When he wanted to travel to a geological conference in northern New England, his daughters intervened because it was still muddy and he might fall. The conference organizers assured me that he would be fine and all travel in the mountains would be by car.

After a final settlement (third court hearing, with daughters sitting with stolid, fierce anger on one side, my client confused and hurt on the other side), one daughter with forced cheerfulness asked whether he wanted to go to lunch and if so where. He suggested a lovely nearby museum lunchroom. The daughter said, "oh parking is a problem, how about the Italian place you love so much?" He looked at me. I suggested they go where he suggested. She said "that's the only one he remembers." I shrugged and walked away, not wanting to be seen to be the ever hungry lawyer billing her client for trivial hallway conversations and interfering between father and daughter. I should have said, "well, yes, it's the one he remembers because it's the one he likes."

When I asked his court-appointed conservator whether she would approve his travel to Europe next summer to another international conference, she wrote back, "Yes, if his health is cleared and he can do it safely." Was she going to get a doctor's certificate that he could travel? How was she going to evaluate the safety? He wanted to go to Europe! He had been invited by colleagues! He had plenty of money and could afford everything he would need. Who was she to impose her value set on him, her protective fears that he shouldn't be allowed to do anything risky or "dangerous."

Care for someone in need of "protection" -- meaning the person lacks the capacity to manage his or her affairs (which most often means not being able to manage the flood of bills, bank statements, advertising mail, etc.) or make sensible health care decisions (meaning not being able to understand the scope of one's health problems or make reasoned decisions about treatment) -- should be guided by the law: "encourage the development of maximum self-reliance and independence of a protected individual."

Substituting one's own judgment for that of an another, whether an older person, or a mentally ill person or a retarded person, diminishes him or her. Not only is it contrary to the law in the District of Columbia, but it is psychologically destructive and spiritually deadening.

It is the charge of the able to nourish and encourage and facilitate the old, the mentally ill or the mentally retarded. The able need to pull back from judging, from knowing what is best, from intervening to "protect," from substituting what I may think is "best" for what he or she wants. Old age or mental illness or mental retardation are what they are; there is no changing it; one can only accept it for what it is. It is for the able to make the adjustments and recognize the full individuality and right to respect, and yes, right to folly, of the older or mentally ill or mentally retarded person.

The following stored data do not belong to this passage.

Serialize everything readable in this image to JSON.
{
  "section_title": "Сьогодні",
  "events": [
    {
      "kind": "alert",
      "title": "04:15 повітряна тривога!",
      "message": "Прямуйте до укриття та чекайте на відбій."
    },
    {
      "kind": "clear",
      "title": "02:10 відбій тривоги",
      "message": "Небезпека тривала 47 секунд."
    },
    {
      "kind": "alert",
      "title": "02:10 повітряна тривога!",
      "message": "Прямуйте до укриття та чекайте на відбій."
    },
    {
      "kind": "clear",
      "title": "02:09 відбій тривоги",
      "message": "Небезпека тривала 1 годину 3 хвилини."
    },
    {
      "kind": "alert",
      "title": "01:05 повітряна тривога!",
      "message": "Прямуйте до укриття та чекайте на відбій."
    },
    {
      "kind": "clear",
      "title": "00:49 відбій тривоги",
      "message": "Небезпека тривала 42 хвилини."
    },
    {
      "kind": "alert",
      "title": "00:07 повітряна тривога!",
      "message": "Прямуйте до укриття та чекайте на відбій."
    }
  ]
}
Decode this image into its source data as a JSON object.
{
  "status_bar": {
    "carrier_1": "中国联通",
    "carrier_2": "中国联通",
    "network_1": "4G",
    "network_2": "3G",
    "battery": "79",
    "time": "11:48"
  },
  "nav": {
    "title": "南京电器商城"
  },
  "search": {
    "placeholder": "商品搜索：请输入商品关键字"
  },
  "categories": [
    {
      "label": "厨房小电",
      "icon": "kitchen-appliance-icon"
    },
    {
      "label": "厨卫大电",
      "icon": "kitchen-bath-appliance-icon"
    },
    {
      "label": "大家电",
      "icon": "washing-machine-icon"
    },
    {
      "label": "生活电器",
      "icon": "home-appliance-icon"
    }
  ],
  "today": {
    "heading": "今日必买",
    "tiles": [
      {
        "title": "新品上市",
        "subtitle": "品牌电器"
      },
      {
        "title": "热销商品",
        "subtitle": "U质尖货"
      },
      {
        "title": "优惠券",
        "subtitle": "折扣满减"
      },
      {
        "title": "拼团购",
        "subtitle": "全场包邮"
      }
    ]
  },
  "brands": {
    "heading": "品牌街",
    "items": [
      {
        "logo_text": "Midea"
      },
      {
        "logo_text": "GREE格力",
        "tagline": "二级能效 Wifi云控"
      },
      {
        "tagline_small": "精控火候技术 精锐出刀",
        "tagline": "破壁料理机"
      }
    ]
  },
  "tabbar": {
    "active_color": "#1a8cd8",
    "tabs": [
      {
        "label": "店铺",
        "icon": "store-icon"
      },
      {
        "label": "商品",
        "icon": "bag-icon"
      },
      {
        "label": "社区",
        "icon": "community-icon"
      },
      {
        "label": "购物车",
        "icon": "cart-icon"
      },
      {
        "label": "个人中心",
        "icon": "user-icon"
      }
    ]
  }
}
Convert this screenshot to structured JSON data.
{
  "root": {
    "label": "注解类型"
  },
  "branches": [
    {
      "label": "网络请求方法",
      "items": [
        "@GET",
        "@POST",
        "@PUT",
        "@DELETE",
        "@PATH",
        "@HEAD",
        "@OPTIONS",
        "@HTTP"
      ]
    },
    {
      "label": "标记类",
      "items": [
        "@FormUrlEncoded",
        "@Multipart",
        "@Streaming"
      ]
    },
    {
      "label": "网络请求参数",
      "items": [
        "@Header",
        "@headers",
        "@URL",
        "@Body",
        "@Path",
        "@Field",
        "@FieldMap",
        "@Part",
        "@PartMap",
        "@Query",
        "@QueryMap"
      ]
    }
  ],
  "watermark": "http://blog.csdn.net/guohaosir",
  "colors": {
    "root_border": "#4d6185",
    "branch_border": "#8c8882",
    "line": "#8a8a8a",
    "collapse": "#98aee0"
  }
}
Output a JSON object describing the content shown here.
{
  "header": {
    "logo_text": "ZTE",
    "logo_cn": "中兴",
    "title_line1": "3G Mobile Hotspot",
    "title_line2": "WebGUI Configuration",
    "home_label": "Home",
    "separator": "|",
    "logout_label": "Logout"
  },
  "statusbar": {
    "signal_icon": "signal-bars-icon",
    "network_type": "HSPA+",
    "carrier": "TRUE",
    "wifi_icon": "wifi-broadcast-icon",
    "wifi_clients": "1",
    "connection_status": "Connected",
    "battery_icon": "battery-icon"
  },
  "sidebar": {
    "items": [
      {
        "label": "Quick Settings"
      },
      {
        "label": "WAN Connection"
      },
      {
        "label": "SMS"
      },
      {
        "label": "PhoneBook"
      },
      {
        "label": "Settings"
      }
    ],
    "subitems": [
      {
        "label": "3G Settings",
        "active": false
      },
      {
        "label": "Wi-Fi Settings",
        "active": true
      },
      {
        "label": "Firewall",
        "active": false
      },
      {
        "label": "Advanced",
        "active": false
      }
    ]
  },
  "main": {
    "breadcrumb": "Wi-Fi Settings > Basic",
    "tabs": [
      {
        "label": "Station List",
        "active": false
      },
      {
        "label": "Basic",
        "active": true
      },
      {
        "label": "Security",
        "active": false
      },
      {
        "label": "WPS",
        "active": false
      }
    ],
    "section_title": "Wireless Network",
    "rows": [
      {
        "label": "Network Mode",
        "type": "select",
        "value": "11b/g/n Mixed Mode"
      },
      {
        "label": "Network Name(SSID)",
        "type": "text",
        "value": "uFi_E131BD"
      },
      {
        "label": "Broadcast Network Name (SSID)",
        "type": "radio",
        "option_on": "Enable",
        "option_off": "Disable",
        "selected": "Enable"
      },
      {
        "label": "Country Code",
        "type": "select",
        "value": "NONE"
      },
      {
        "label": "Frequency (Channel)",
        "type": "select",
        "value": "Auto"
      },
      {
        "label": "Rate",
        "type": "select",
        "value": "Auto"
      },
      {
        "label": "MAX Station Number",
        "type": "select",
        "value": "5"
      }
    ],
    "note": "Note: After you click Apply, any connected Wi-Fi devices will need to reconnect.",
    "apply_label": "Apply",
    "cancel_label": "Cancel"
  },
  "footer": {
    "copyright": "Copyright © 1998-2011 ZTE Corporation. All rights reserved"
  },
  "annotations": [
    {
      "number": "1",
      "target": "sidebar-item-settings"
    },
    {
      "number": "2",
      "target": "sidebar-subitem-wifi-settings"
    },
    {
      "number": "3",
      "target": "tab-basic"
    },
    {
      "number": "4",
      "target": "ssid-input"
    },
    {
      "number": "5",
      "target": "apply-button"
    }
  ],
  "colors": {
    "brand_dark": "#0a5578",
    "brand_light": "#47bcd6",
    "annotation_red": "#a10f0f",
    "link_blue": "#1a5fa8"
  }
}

My friend Judy posted an awesome clip of life and music in Young @ Heart, a group of oldsters who have raised the bar, raised the roof and raised our hopes and expectations of what is possible. Check it out. It is WONDERFUL!

* Title 21. Fiduciary Relations and the Mentally Ill. (Refs & Annos)
Chapter 20. Guardianship, Protective Proceedings, and Durable Power of Attorney. (Refs & Annos)
Subchapter VI. Protection of Property of Incapacitated, Disappeared or Detained Individuals. (Refs & Annos)
§ 21-2055. Permissible court orders.